Tom Teeling didn't own his house and its land in Athgaine Great but he was the official tenant, and it doesn't appear that after his death his wife Mary was one of the tenants who bought her home in 1904 when according to the Meath Chronicle of 17th September reported by Tony Coogan "on Friday, 9th September, tenants on the estate of C. A. Tisdall met with the agent at his residence in Martry and signed agreements to purchase their holdings on the following terms - 25% or 23 years on non-judicial rents". The 1911 census shows Tom's son Peter still living there with his nephew James Teeling but also now with his niece Elizabeth 'Lillie' Duffy.

Tom's death certificate gives his age as 60, while he was likely to be at least 62. His son James's death certificate underestimated his age by three years while that of the wife of his son John gets it wrong by ten years. Such errors are not unusual and continue to this day.

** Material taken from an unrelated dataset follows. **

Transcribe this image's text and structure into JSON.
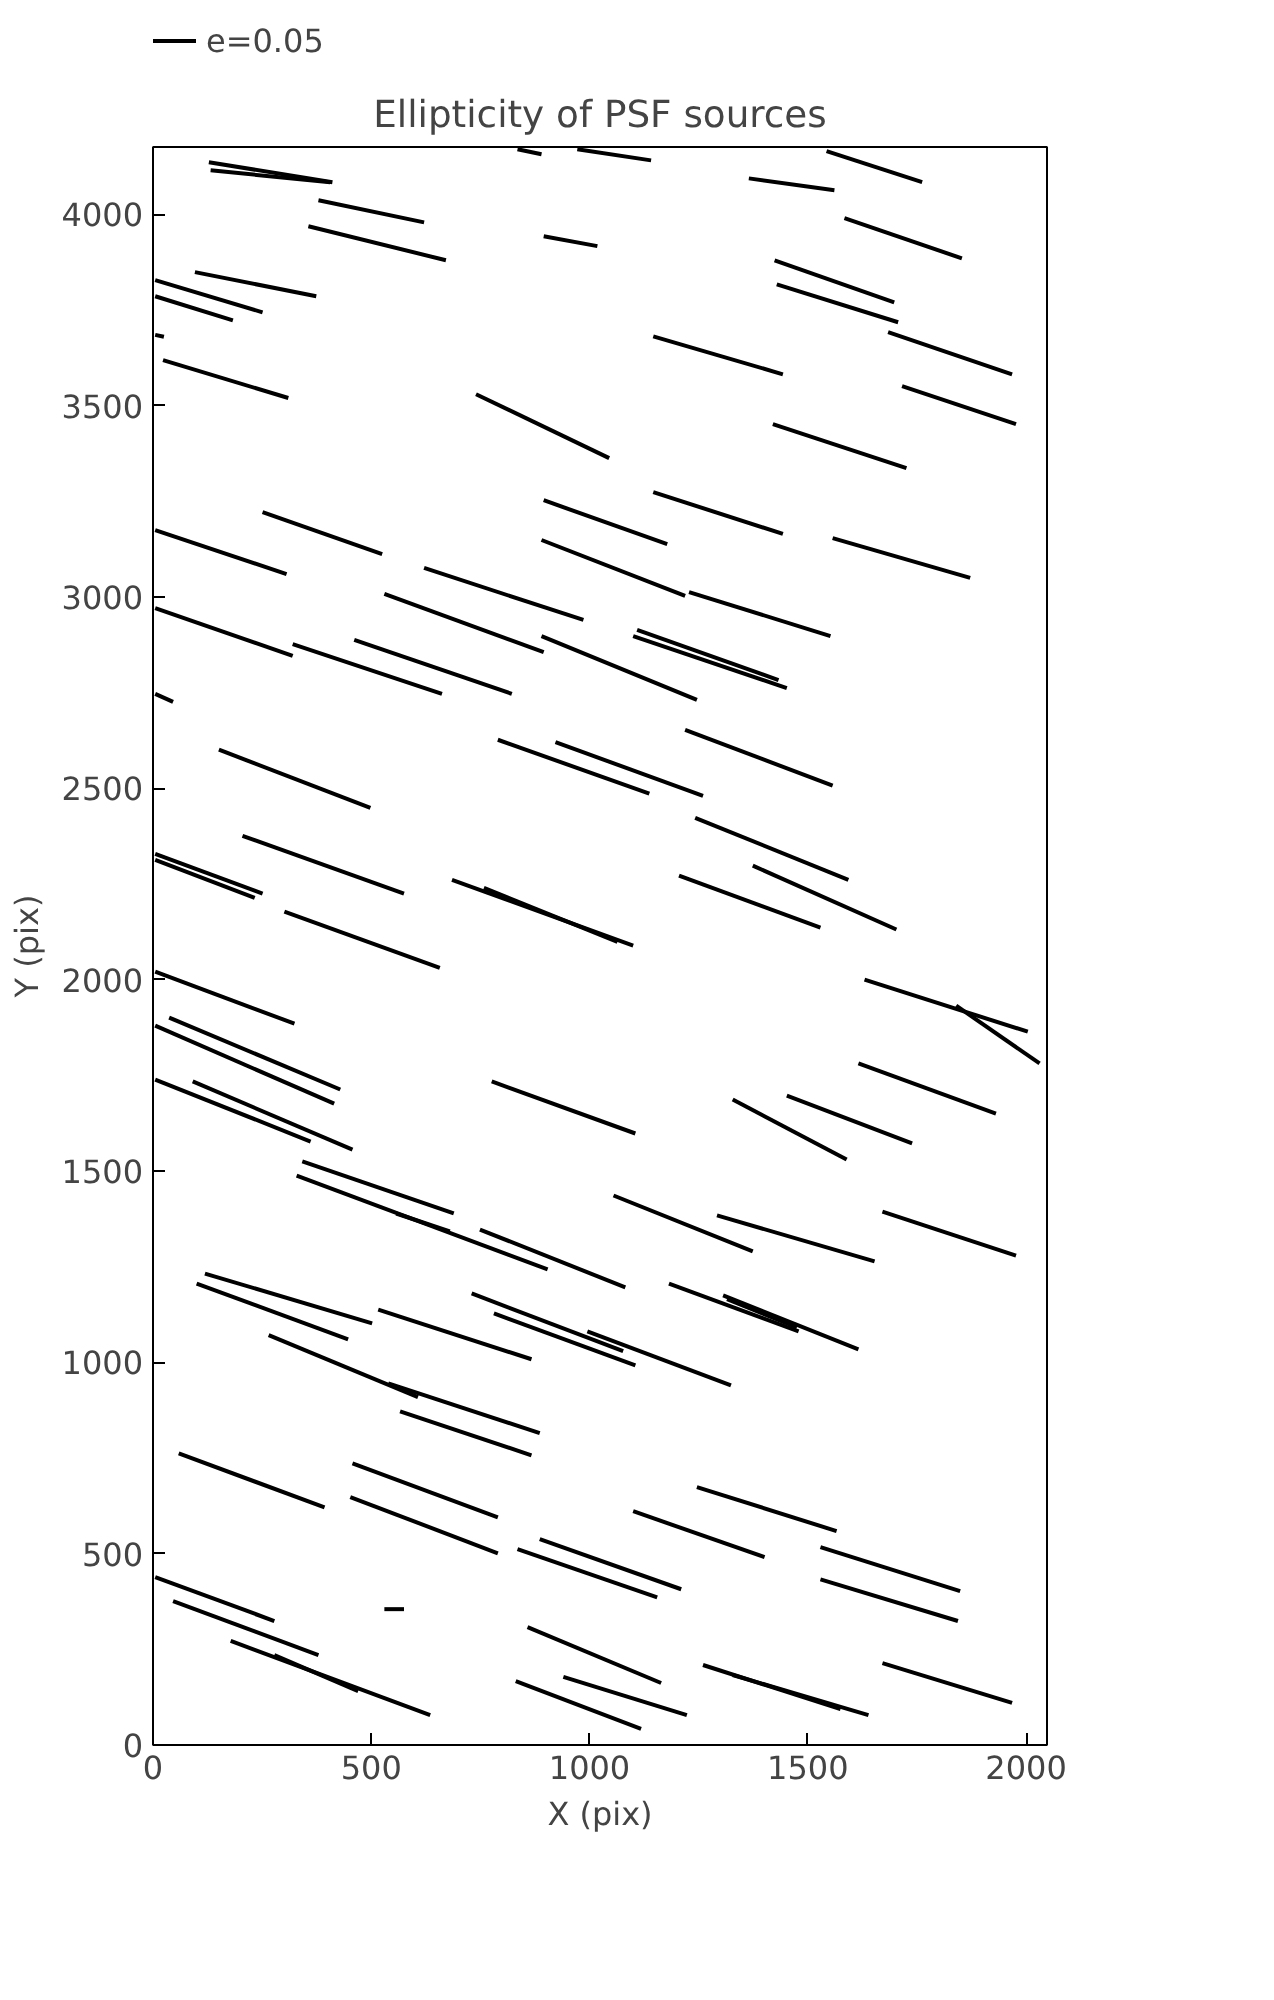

Tom's occupation was given as a 'herd' between 1854 & 1877, and also after his death on his daughter Margaret's 1894 marriage and widow's 1908 death civil registrations. But in 1877 his oldest son Edward's marriage certificate describes him as a 'land steward'. A land steward or land agent was the next step up from a herd who would be in charge of a herd of animals. A land steward was the landowner's representative who among other things collected the rents from tenants. This would explain why the house in Athgaine Great was also described as an office in the Griffiths Valuations of 1854. Again after his death, his daughter Bridget's marriage certificate in 1906 says he had been a 'shepherd' which is a distinct occupation from herd and in line with the dogs he licensed, while both his son James's 1899 death certificate and his daughter Jane's 1907 marriage report that he was a 'labourer' - consistent with the hospital workhouse death registration. It is also consistent with Maureen's report that to supplement his income he also used his own horse and cart to work on the roads, filling potholes.

Of course, some children will also embellish or even lie about their father's occupation to boost his status and some officials will misinterpret what they have been told, but occupations will also vary over a lifetime giving informants the opportunity to pick and choose what they wish to report.